Der kleine Unterschied
    Die meisten hatten feste Freunde und Freundinnen, die irgendwo in Frankfurt, Bielefeld oder Halle hockten; manche wurden vorgestellt, andere nicht. Ich zeigte Paul nie vor, es ergab sich einfach nicht. Ich hatte umsonst zwei Matratzen aus Leipzig nach Hamburg gekarrt, denn er besuchte mich nicht in der Zeit der Ausbildung, und ich wollte ihn auch gar nicht dahaben. Seine Wohnung war sowieso viel schöner.

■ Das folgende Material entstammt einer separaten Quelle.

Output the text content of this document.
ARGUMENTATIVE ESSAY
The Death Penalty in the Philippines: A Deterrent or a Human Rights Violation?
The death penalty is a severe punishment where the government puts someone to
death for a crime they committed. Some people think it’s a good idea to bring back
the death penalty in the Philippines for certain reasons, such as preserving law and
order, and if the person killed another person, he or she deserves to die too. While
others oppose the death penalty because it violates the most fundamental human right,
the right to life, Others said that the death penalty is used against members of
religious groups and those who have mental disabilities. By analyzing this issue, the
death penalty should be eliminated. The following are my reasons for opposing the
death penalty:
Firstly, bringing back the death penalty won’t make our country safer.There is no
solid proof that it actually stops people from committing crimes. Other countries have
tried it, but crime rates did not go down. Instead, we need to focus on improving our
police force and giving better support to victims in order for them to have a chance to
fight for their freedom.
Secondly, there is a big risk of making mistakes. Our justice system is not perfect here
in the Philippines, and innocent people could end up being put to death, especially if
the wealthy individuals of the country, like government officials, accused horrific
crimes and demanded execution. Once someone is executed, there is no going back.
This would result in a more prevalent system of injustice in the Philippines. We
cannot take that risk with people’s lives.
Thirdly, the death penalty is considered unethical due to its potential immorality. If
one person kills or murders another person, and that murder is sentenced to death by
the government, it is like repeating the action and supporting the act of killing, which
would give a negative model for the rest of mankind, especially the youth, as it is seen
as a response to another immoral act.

    Schon im Laufe der kommenden zwei Jahre teilte ein Gutteil der vorgezeigten Partner nicht mehr das Leben mit meinen Mitschülern in Hamburg. Ich hätte mir nun Sorgen um meine eigenen Verhältnisse machen können, wollte ich aber nicht. Eifersucht mag eine mitunter nützliche Warnung sein, aber mit Mitte zwanzig und dem einhergehenden beträchtlichen Ego sah ich darin nichts als eine an den Nerven zehrende und nutzlose Beschäftigung. Ich hatte mir dieses Gefühl versagt und konnte mich mühelos daran halten.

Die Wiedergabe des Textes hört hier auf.